Ну, имеется в виду, вероятно, и русская сатира тоже. Видите, есть, конечно, немецкий юмор, французский юмор, еврейский — какой хотите. Я хотел одно время, кстати, делать цикл такой телепередач о юморе разных национальных культур. У меня есть серьёзное подозрение, что русский юмор отличается двумя очень существенными чертами.
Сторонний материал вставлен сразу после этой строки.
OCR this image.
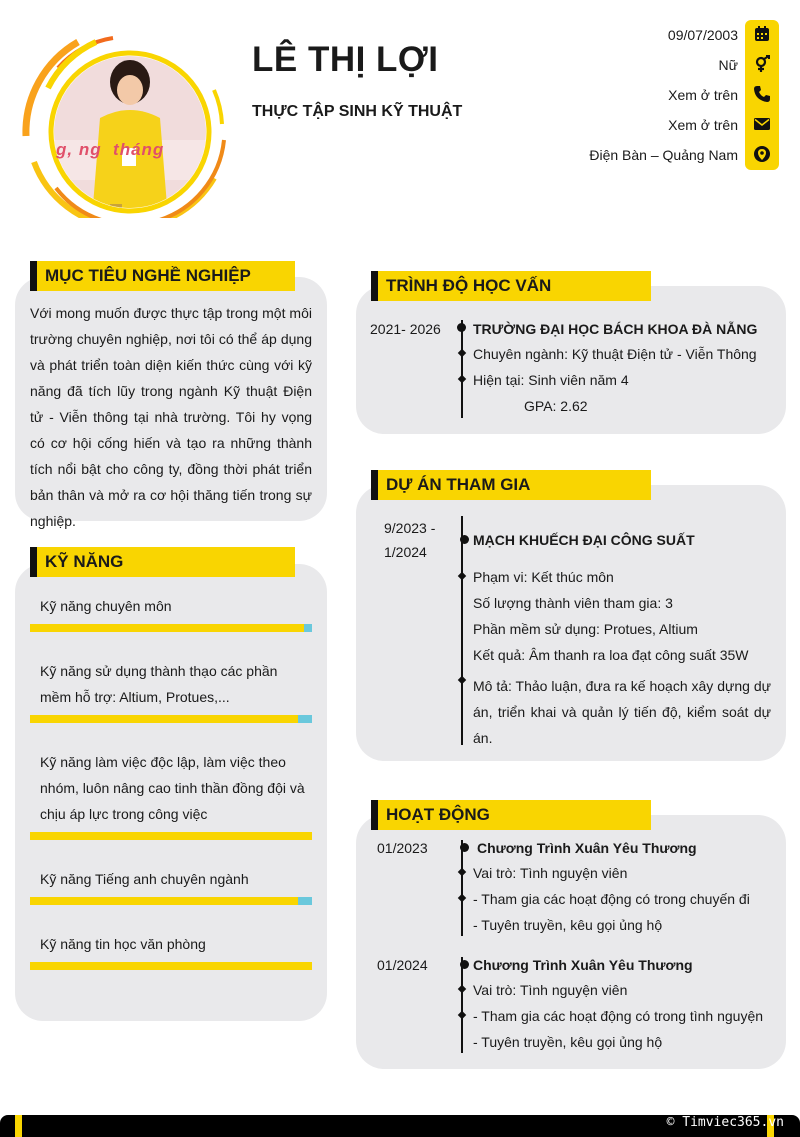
g, ng  tháng
LÊ THỊ LỢI
THỰC TẬP SINH KỸ THUẬT
09/07/2003
Nữ
Xem ở trên
Xem ở trên
Điện Bàn – Quảng Nam
MỤC TIÊU NGHỀ NGHIỆP

Với mong muốn được thực tập trong một môi trường chuyên nghiệp, nơi tôi có thể áp dụng và phát triển toàn diện kiến thức cùng với kỹ năng đã tích lũy trong ngành Kỹ thuật Điện tử - Viễn thông tại nhà trường. Tôi hy vọng có cơ hội cống hiến và tạo ra những thành tích nổi bật cho công ty, đồng thời phát triển bản thân và mở ra cơ hội thăng tiến trong sự nghiệp.

KỸ NĂNG
Kỹ năng chuyên môn
Kỹ năng sử dụng thành thạo các phần mềm hỗ trợ: Altium, Protues,...
Kỹ năng làm việc độc lập, làm việc theo nhóm, luôn nâng cao tinh thần đồng đội và chịu áp lực trong công việc
Kỹ năng Tiếng anh chuyên ngành
Kỹ năng tin học văn phòng
TRÌNH ĐỘ HỌC VẤN
2021- 2026 TRƯỜNG ĐẠI HỌC BÁCH KHOA ĐÀ NẴNG
Chuyên ngành: Kỹ thuật Điện tử - Viễn Thông
Hiện tại: Sinh viên năm 4
GPA: 2.62
DỰ ÁN THAM GIA
9/2023 -
1/2024
MẠCH KHUẾCH ĐẠI CÔNG SUẤT
Phạm vi: Kết thúc môn
Số lượng thành viên tham gia: 3
Phần mềm sử dụng: Protues, Altium
Kết quả: Âm thanh ra loa đạt công suất 35W
Mô tả: Thảo luận, đưa ra kế hoạch xây dựng dự án, triển khai và quản lý tiến độ, kiểm soát dự án.
HOẠT ĐỘNG
01/2023	Chương Trình Xuân Yêu Thương
Vai trò: Tình nguyện viên
- Tham gia các hoạt động có trong chuyến đi
- Tuyên truyền, kêu gọi ủng hộ
01/2024	Chương Trình Xuân Yêu Thương
Vai trò: Tình nguyện viên
- Tham gia các hoạt động có trong tình nguyện
- Tuyên truyền, kêu gọi ủng hộ
© Timviec365.vn
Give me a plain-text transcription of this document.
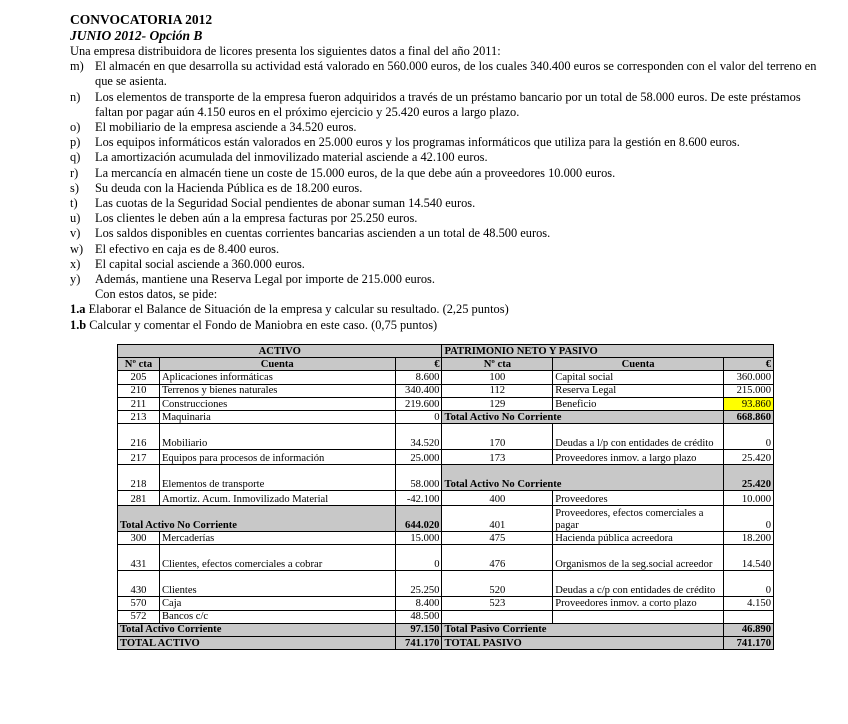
CONVOCATORIA 2012

JUNIO 2012- Opción B

Una empresa distribuidora de licores presenta los siguientes datos a final del año 2011:

m) El almacén en que desarrolla su actividad está valorado en 560.000 euros, de los cuales 340.400 euros se corresponden con el valor del terreno en que se asienta.
n)	Los elementos de transporte de la empresa fueron adquiridos a través de un préstamo bancario por un total de 58.000 euros. De este préstamos faltan por pagar aún 4.150 euros en el próximo ejercicio y 25.420 euros a largo plazo.
o)	El mobiliario de la empresa asciende a 34.520 euros.
p)	Los equipos informáticos están valorados en 25.000 euros y los programas informáticos que utiliza para la gestión en 8.600 euros.
q)	La amortización acumulada del inmovilizado material asciende a 42.100 euros.
r)	La mercancía en almacén tiene un coste de 15.000 euros, de la que debe aún a proveedores 10.000 euros.
s)	Su deuda con la Hacienda Pública es de 18.200 euros.
t)	Las cuotas de la Seguridad Social pendientes de abonar suman 14.540 euros.
u)	Los clientes le deben aún a la empresa facturas por 25.250 euros.
v)	Los saldos disponibles en cuentas corrientes bancarias ascienden a un total de 48.500 euros.
w) El efectivo en caja es de 8.400 euros.
x)	El capital social asciende a 360.000 euros.
y)	Además, mantiene una Reserva Legal por importe de 215.000 euros.

Con estos datos, se pide:

1.a Elaborar el Balance de Situación de la empresa y calcular su resultado. (2,25 puntos)

1.b Calcular y comentar el Fondo de Maniobra en este caso. (0,75 puntos)

ACTIVO			PATRIMONIO NETO Y PASIVO		
Nº cta	Cuenta	€	Nº cta	Cuenta	€
205	Aplicaciones informáticas	8.600	100	Capital social	360.000
210	Terrenos y bienes naturales	340.400	112	Reserva Legal	215.000
211	Construcciones	219.600	129	Beneficio	93.860
213	Maquinaria	0	Total Activo No Corriente		668.860
216	Mobiliario	34.520	170	Deudas a l/p con entidades de crédito	0
217	Equipos para procesos de información	25.000	173	Proveedores inmov. a largo plazo	25.420
218	Elementos de transporte	58.000	Total Activo No Corriente		25.420
281	Amortiz. Acum. Inmovilizado Material	-42.100	400	Proveedores	10.000
Total Activo No Corriente		644.020	401	Proveedores, efectos comerciales a pagar	0
300	Mercaderías	15.000	475	Hacienda pública acreedora	18.200
431	Clientes, efectos comerciales a cobrar	0	476	Organismos de la seg.social acreedor	14.540
430	Clientes	25.250	520	Deudas a c/p con entidades de crédito	0
570	Caja	8.400	523	Proveedores inmov. a corto plazo	4.150
572	Bancos c/c	48.500			
Total Activo Corriente		97.150	Total Pasivo Corriente		46.890
TOTAL ACTIVO		741.170	TOTAL PASIVO		741.170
Во-первых, это всегда немножко такое перемигивание перед казнью или на краю могилы. Это юмор не скажу что циничный, но юмор достаточно мрачный, юмор поверх очень мрачных обстоятельств. И как замечательно сформулировал Сью Таунсенд говорила, что это лучшее определение юмора, известное ей. А она в этом понимала. Формула Искандера общеизвестна: «Если человек заглянул в бездну и отползает назад, он оставляет след. Этот след называется юмором». Действительно, русский юмор (и в этом его особенность), он всегда на краю бездны, он довольно циничен. Кстати, циничен и по отношению к смерти в том числе.
А вот вторая черта этого юмора — её труднее сформулировать. Я бы сказал так: вот это отличительная черта русской политической сатиры в том числе. Это очень внутренне свободная культура, очень отстранённая от реалий времени. Связано это с тем, что в России — в стране не идеологической и в общем, не политической, а скорее уж, если на то пошло, больше озабоченной проблемами моральными,— в России вообще очень редко во что-то верят. Здесь не верят, скажем так, в теоретические доктрины. И большинство героев-трикстеров, героев-учителей, которые ну чему-то учат,— они учат, главным образом, своим образом жизни. Нет доктрины ни у Бендера, ни у Бени Крика, ни у героев, скажем, Булгакова, трикстерских таких. Эти люди учат своим пренебрежением к реальности, своим презрением к данностям.
Поэтому, не будучи теоретической страной, страной умозрительной, практически не имея своей философии, например, Россия не особенно озабочена верой во что-то. Поэтому российские анекдоты всегда высмеивают власть. Поэтому о Сталине анекдотов было гораздо, в разы больше, в десятки раз больше, чем о Гитлере, как показывают сборники тогдашнего фольклора российского и немецкого. Феномен русской частушки, а сейчас феномен русского демотиватора — такие русские хокку и русское визуальное искусство нового поколения — они показывают огромную степень пренебрежения властью.
Поэтому, кстати говоря, Россия может переживать тоталитаризм. Вот Германия (я много раз об этом говорил) не пережила, в Германии верили в Гитлера. А в России вера в Сталина носит такой пассивный характер: «Ну, Сталин и Сталин. А можно жить и без него. И совершенно спокойно мы это переживём. То есть — поплачем и забудем». «Дело забывчиво, тело заплывчиво». Здесь нет глубокой проекции, достаточно глубокого слияния с властями. Они сами по себе, а мы сами по себе.
Поэтому русский юмор — это всегда издёвка над любой властью, даже сейчас, в эпоху довольно раболепную, всё равно. И конечно, это всегда эпоха… ну, это всегда эпоха такой, я бы сказал, духовной развращённости, потому что двойная мораль очень развращает. Но, естественно, в плане юмора это продуктивно. Вот ужасно это, да? Понимаете, во многом создатели этой фольклорной культуры остаются самыми свободными в мире рабами, самыми насмешливыми. Наверное, это состояние в моральном смысле не благотворно, но оно очень плодотворно. Вот такое тоже бывает.